Department of Immunology, Hospital Universitario Virgen del Rocío (IBiS, CSIC, US), Sevilla, Spain.
Department of Internal Medicine, Hospital Clínico San Cecilio, Granada, Spain.
Front Immunol. 2023 Aug 10;14:1080047. doi: 10.3389/fimmu.2023.1080047. eCollection 2023.
The knowledge of the aetiology of Behçet disease (BD), an immune-mediated vasculitis, is limited. HLA-B, mainly HLA-B51, and HLA-A molecules are associated with disease, but the ultimate cause of this association remains obscure. There is evidence that NK cells participate in the etiopathology of BD. NK cells have activator and inhibitor surface receptors, like the KIR and the NKG2 families. Classical HLA-class I molecules (A, B and C) are keys in the activity control of the NK because they are KIR ligands. Most NKG2 receptors bind HLA-E, which presents only nonapeptides derived from the signal peptide of other class-I molecules.
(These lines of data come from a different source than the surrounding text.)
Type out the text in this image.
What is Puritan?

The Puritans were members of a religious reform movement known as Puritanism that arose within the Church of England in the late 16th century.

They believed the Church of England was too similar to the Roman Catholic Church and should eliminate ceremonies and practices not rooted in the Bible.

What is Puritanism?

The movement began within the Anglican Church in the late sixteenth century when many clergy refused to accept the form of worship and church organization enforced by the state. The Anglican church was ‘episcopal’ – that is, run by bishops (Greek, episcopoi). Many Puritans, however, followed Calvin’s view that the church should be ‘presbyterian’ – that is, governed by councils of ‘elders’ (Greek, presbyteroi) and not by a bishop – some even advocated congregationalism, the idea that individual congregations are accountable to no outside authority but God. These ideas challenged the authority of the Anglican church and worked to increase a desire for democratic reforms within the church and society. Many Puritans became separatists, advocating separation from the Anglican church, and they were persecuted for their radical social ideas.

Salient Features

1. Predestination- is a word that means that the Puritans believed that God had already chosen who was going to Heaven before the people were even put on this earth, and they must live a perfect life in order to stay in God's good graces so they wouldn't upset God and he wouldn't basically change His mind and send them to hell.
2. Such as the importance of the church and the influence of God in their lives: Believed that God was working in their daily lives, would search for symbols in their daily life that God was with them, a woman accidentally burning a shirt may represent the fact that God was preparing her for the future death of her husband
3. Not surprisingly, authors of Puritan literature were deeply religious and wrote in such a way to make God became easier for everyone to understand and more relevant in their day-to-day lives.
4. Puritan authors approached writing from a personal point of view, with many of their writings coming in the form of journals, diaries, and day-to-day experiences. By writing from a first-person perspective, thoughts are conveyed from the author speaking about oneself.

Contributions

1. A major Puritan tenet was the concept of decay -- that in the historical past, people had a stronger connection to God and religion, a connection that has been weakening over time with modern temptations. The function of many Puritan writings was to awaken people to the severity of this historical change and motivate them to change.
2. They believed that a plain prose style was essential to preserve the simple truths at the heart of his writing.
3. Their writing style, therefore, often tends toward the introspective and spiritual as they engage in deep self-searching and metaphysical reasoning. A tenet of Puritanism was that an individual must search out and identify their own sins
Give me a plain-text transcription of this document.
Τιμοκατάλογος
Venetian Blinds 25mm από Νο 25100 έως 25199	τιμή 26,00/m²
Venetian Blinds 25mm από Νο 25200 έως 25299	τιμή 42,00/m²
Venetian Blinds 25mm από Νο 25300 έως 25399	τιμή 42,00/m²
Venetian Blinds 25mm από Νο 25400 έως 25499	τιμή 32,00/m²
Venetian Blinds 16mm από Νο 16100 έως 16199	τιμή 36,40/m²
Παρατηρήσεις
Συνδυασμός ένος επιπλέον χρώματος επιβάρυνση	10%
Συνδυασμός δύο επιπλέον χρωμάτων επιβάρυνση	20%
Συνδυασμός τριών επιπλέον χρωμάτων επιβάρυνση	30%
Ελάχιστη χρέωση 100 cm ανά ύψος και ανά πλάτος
This study investigates the contribution of the pair HLA-E and ligand, nonapeptide derived from the 3-11 sequence of the signal peptides of class I classical molecules, to the susceptibility to BD.
We analyzed the frequency of the HLA-derivated nonapeptide forms in 466 BD patients and 444 controls and an HLA-E functional dimorphism in a subgroup of patients and controls. Results: In B51 negative patients, the frequency of VMAPRTLLL was lower (70.4% versus 80.0% in controls; P=0.006, Pc=0.04, OR=0.60, 95%CI 0.41-0.86), and the frequency of VMAPRTLVL was higher (81.6% versus 71.4% in controls; P=0.004, Pc=0.03, OR=1.78, 95%CI 1.20-2.63). In homozygosity, VMAPRTLLL is protective, and VMAPRTLVL confers risk. The heterozygous condition is neutral. There were no significant differences in the distribution of the HLA-E dimorphism.
Our results explain the association of BD with diverse HLA-A molecules, reinforce the hypothesis of the involvement of the NK cells in the disease and do not suggest a significant contribution of the HLA-E polymorphism to disease susceptibility.
白塞病(BD)是一种免疫介导的血管炎,其病因学知识有限。HLA-B,主要是 HLA-B51 和 HLA-A 分子与疾病相关,但这种关联的最终原因仍不清楚。有证据表明 NK 细胞参与了 BD 的病因发病机制。NK 细胞具有激活和抑制表面受体,如 KIR 和 NKG2 家族。经典 HLA Ⅰ类分子(A、B 和 C)是 NK 细胞活性控制的关键,因为它们是 KIR 的配体。大多数 NKG2 受体结合 HLA-E,后者仅呈现源自 I 类分子信号肽的九肽。
本研究旨在探讨 HLA-E 及其配体(源自 I 类经典分子信号肽 3-11 序列的九肽)对 BD 易感性的贡献。
我们分析了 466 例 BD 患者和 444 例对照者中 HLA 衍生九肽形式的频率,以及患者和对照者亚组中 HLA-E 功能二态性。结果:在 B51 阴性患者中,VMAPRTLLL 的频率较低(70.4%比对照组的 80.0%;P=0.006,Pc=0.04,OR=0.60,95%CI 0.41-0.86),VMAPRTLVL 的频率较高(81.6%比对照组的 71.4%;P=0.004,Pc=0.03,OR=1.78,95%CI 1.20-2.63)。在纯合状态下,VMAPRTLLL 具有保护作用,而 VMAPRTLVL 则具有风险。杂合状态为中性。HLA-E 二态性的分布无显著差异。
我们的结果解释了 BD 与多种 HLA-A 分子的关联,强化了 NK 细胞参与疾病的假说,并且不表明 HLA-E 多态性对疾病易感性有显著贡献。